The Al-Anon preamble reads in part: "Al-Anon is not allied with any sect, denomination, political entity, organization or institution; does not engage in any controversy; neither endorses nor opposes any cause. There are no dues for membership. ... Al-Anon has but one purpose: to help families of alcoholics." Basically you have nothing lose by checking out a meeting - there are no recruitment drives, they are not going to ask you for money (they will probably pass a completely optional collection basket), and no one is going to tell you that you have to do anything. Really all they want to do is find a way to live a happy and fulfilling life while dealing with a loved one's alcoholism and they do this by helping, sharing with, and supporting others in similar circumstances.

If Al-Anon is not listed in your local white pages the 800 # in Xurado's link will be able to put you in touch with a group in your area. When/if you go to a meeting it would be a good idea to tell the person leading the group that it is your first meeting and they will most likely try to tailor the discussion to an appropriate topic.
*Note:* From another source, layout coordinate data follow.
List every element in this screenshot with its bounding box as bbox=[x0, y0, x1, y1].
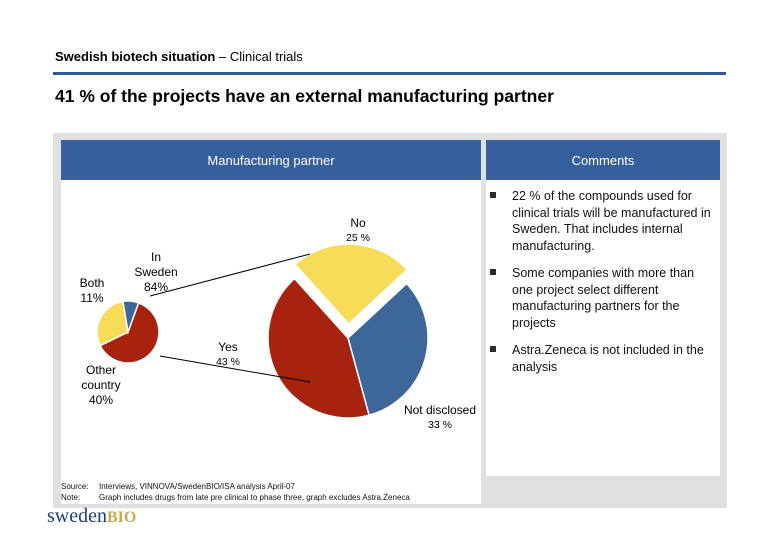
comment-text: Astra.Zeneca is not included in the anal… bbox=[512, 343, 704, 374]
note-value: Graph includes drugs from late pre clini… bbox=[99, 493, 410, 502]
connector-bottom bbox=[159, 355, 311, 383]
comments-panel bbox=[486, 180, 720, 476]
slice-label-yes-value: 43 % bbox=[216, 356, 240, 368]
slice-label-in-sweden-name: In Sweden bbox=[134, 250, 178, 279]
slice-label-both-value: 11% bbox=[80, 291, 104, 305]
slice-label-no-name: No bbox=[350, 216, 366, 230]
header-rule bbox=[53, 72, 726, 75]
pie-slice-in-sweden bbox=[99, 301, 160, 364]
slice-label-in-sweden-value: 84% bbox=[143, 280, 169, 294]
bullet-icon bbox=[490, 346, 496, 352]
comments-panel-title: Comments bbox=[486, 140, 720, 180]
small-pie bbox=[96, 300, 160, 364]
comment-text: 22 % of the compounds used for clinical … bbox=[512, 189, 711, 253]
slice-label-no: No 25 % bbox=[328, 216, 388, 246]
comment-item: 22 % of the compounds used for clinical … bbox=[490, 188, 718, 254]
pie-slice-not-disclosed bbox=[347, 282, 429, 417]
pie-slice-no bbox=[294, 243, 409, 326]
section-header-rest: – Clinical trials bbox=[215, 49, 303, 64]
comment-list: 22 % of the compounds used for clinical … bbox=[490, 188, 718, 386]
logo-text-a: sweden bbox=[47, 505, 107, 527]
slice-label-other-country: Other country 40% bbox=[66, 363, 136, 408]
graph-note: Note: Graph includes drugs from late pre … bbox=[61, 493, 410, 502]
note-key: Note: bbox=[61, 493, 81, 502]
comment-item: Some companies with more than one projec… bbox=[490, 265, 718, 331]
slice-label-not-disclosed-name: Not disclosed bbox=[403, 403, 477, 417]
headline: 41 % of the projects have an external ma… bbox=[55, 86, 554, 106]
slice-label-yes-name: Yes bbox=[218, 340, 238, 354]
source-key: Source: bbox=[61, 482, 89, 491]
slice-label-both: Both 11% bbox=[72, 276, 112, 306]
slice-label-no-value: 25 % bbox=[346, 232, 370, 244]
comment-text: Some companies with more than one projec… bbox=[512, 266, 695, 330]
bullet-icon bbox=[490, 192, 496, 198]
bullet-icon bbox=[490, 269, 496, 275]
section-header-bold: Swedish biotech situation bbox=[55, 49, 216, 64]
slice-label-yes: Yes 43 % bbox=[203, 340, 253, 370]
slice-label-not-disclosed: Not disclosed 33 % bbox=[395, 403, 485, 433]
pie-slice-other-country bbox=[96, 300, 129, 347]
swedenbio-logo: swedenBIO bbox=[47, 505, 136, 528]
connector-lines bbox=[149, 253, 311, 383]
connector-top bbox=[149, 253, 311, 297]
slice-label-in-sweden: In Sweden 84% bbox=[120, 250, 192, 295]
slice-label-other-country-name: Other country bbox=[81, 363, 121, 392]
section-header: Swedish biotech situation – Clinical tri… bbox=[55, 49, 303, 64]
chart-panel-title: Manufacturing partner bbox=[61, 140, 481, 180]
source-note: Source: Interviews, VINNOVA/SwedenBIO/ISA… bbox=[61, 482, 295, 491]
main-pie bbox=[267, 243, 429, 419]
logo-text-b: BIO bbox=[106, 509, 137, 526]
slice-label-other-country-value: 40% bbox=[88, 393, 114, 407]
source-value: Interviews, VINNOVA/SwedenBIO/ISA analys… bbox=[99, 482, 295, 491]
pie-slice-both bbox=[122, 300, 140, 335]
comment-item: Astra.Zeneca is not included in the anal… bbox=[490, 342, 718, 375]
slice-label-not-disclosed-value: 33 % bbox=[428, 419, 452, 431]
slice-label-both-name: Both bbox=[79, 276, 105, 290]
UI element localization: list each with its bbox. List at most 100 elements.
If child-care is an obstacle most Al-Anon meetings I am familiar with are alright with parents bringing their children (the person answering the phone should be able to give you more/better guidance on this.) At the meeting you will probably meet some people with stories very similar to yours and some with stories that are very different if you make an honest attempt to listen for ways that you identify with the people who share their experiences with you, you will get a lot more out of it than if you focus on the ways that your situation is different from theirs.

You are very insightful to describe him as "sick," try to remember that what you are angry at is not him but rather the symptoms of his sickness. Just as you would not expose your child to a coughing-sneezing-snotty flu patient while he is displaying symptoms of his sickness you may choose to shield your daughter from him. That choice is one that only you can make but please do not lay down any ultimatum that you are not 100% ready, willing, and able to carry out. He may recover from this or he may not but remember you did not cause it, you can not control it, and you most definitely can not cure it. The only thing you can control is your response to him - congratulations for taking that bull by the horns.

There is a lot more that I could say about this but this comment has already gone on longer than I intended it to - please feel free to send me a Mefi mail if you would like to discuss this further.
posted by Bango Skank at 5:27 PM on January 23, 2009 [1 favorite]


the crappy single mother/drunk father situation that my daughter's been stuck with

My cousin's wife grew up being a little girl in "the crappy single mother/drunk father situation." She's a wonderful, kind human being. She's responsible and organized and has her life together. She's loving and self-confident and has an incredibly strong relationship with her mother. The mom did essentially cut her dad out of her life, so I'm not sure if that had anything to do with it. She said she felt some anger toward her father when she was in her teens, for disappearing, but her mother always told her that he was sick and just was not able to be a good dad, and she seems to have forgiven him.

So, don't worry about how your daughter is going to turn out and do the best you can. Focus on being the best mom you can be, and get the help you need to do so.
posted by salvia at 7:40 PM on January 23, 2009


"the jointly owned house"

You are dealing with a lot right now. And you have tons of good advice to which I add: Do what you can to straighten this house out. If you are not already in touch with legal aid or a Women's Shelter, call the local library and find out what local agency or charity can best help you un-jointly this house.

And does dad have sober, or at least moneyed, parents who might go legal? Something to think about.

You nee someone in your corner now, right now, for property and custody issues. (The issues may not come up, but you need to have a plan.)

Even though you must feel overwhelmed, you are trying do the right thing and, I promise you, other women have gotten rid of the drunk, gotten a job, and raised their children.